One in 5000: Angelica Hernandez


Jaiden Venute

“I want to continue playing volleyball in college because it’s something that I love doing,” Hernandez said. “My main focus is at Adelphi University to major in biology. My dream job would be working as a surgeon.”

The squeaking of her shoes on the court echoes through the gym. The color of her jersey is different from the rest of her team; the identity of a libero. She dives for the ball, making a save to win the game. She relentlessly pursuits, with nothing but love and energy on the court. 

Angelica Hernandez was named the co-captain of the Lady Patriot Varsity Volleyball team after being on the team for 3 years. As a Junior, Hernandez broke the all-time school record for the most digs in a season, with a total of 301 digs.

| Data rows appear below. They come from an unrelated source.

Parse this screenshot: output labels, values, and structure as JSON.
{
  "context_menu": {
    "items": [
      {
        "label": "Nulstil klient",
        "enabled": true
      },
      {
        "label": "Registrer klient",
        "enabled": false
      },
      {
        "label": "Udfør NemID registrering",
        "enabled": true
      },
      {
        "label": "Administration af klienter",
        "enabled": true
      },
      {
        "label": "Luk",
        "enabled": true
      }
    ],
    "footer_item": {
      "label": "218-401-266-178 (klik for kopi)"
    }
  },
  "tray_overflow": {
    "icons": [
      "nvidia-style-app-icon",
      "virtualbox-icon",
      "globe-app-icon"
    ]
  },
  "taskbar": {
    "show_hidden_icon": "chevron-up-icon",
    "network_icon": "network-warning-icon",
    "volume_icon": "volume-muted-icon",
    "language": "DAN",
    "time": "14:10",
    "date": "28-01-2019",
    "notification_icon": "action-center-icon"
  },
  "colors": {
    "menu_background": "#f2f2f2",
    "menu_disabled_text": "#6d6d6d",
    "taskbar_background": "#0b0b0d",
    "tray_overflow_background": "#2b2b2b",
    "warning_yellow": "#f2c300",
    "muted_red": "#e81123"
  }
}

Along with this personal achievement, Hernandez also helped to lead the team into the playoffs, giving the Lady Patriots the longest consecutive playoff run in the city. Hernandez not only proved herself as an important component to the team this season, but holds a title under her belt that she earned as a sophomore.

“I’m most proud of my ‘most improved’ award during [the] sports banquet in the 2018-2019 season,” Hernandez explained. “I felt that I had pushed myself in improving a lot during that season, and getting that recognition was something that I appreciated deeply.”

Despite Hernandez’s hard-work and accomplishments, getting to where she is now has not been easy.  Her journey has been extremely mentally and physically demanding.

“That year I had an accident which led to my ankle being broken very badly,” Hernandez said. “The feeling of my teammates playing together and getting better while I was on athletic hold for 6 months disappointed me. Although I was saddened, after months of rehab and physical therapy, I was able to get back on the court in great condition.”

Angelica’s display of resilience proves her as a strong athlete, but even the most flexible people struggle with preoccupation. When sports comes between a full schedule, it’s difficult to manage priorities. 

“It is a struggle to balance being an athlete and student at the same time,” Hernandez said. “It ranges between keeping grades on track and knowing that there are other things that need prioritizing other than volleyball. Whether it’s hanging out with friends, or doing something else that you enjoy.”

Regardless of the challenges she faced, Hernandez is determined to provide full support to her team, on and off the court.

“Just by watching her [play] you can see that she fully emerges herself in the game,” junior Alissa Julien said, who plays alongside Hernandez on the Lady Patriot Volleyball team. “She is always hustling and doing whatever it takes to keep the game going, and encourages others to do the same, even when we get down on ourselves. She sets a good model for the team by always giving her all.”

Being on the team not only exposed Hernandez to a new-found love for volleyball, but to the development of new friendships. A team requires good chemistry in order to function well and succeed. For Angelica, these relationships branch farther out than just being teammates. 

“The teammates that I play alongside have impacted me tremendously,” Hernandez said.  “The sport requires trust and communication and this has given me some of the best friends I could ask for.”

Hernandez’s devotion stems from her drive to achieve goals and an education the people close to her weren’t capable of achieving. 

“Both my parents have not attended college, but I want to show them and myself that I can be successful and find my passion,” Hernandez said. “I plan to go to college and complete my four years to get my degree.  I want to continue playing volleyball in college because it’s something that I love doing.  My main focus is at Adelphi University to major in biology. My dream job would be working as a surgeon.”

Over 5000 people – including students, teachers, staff, and administrators – are part of the Francis Lewis High School community. One in 5000 is a series that delves into the individual stories of the people in our community.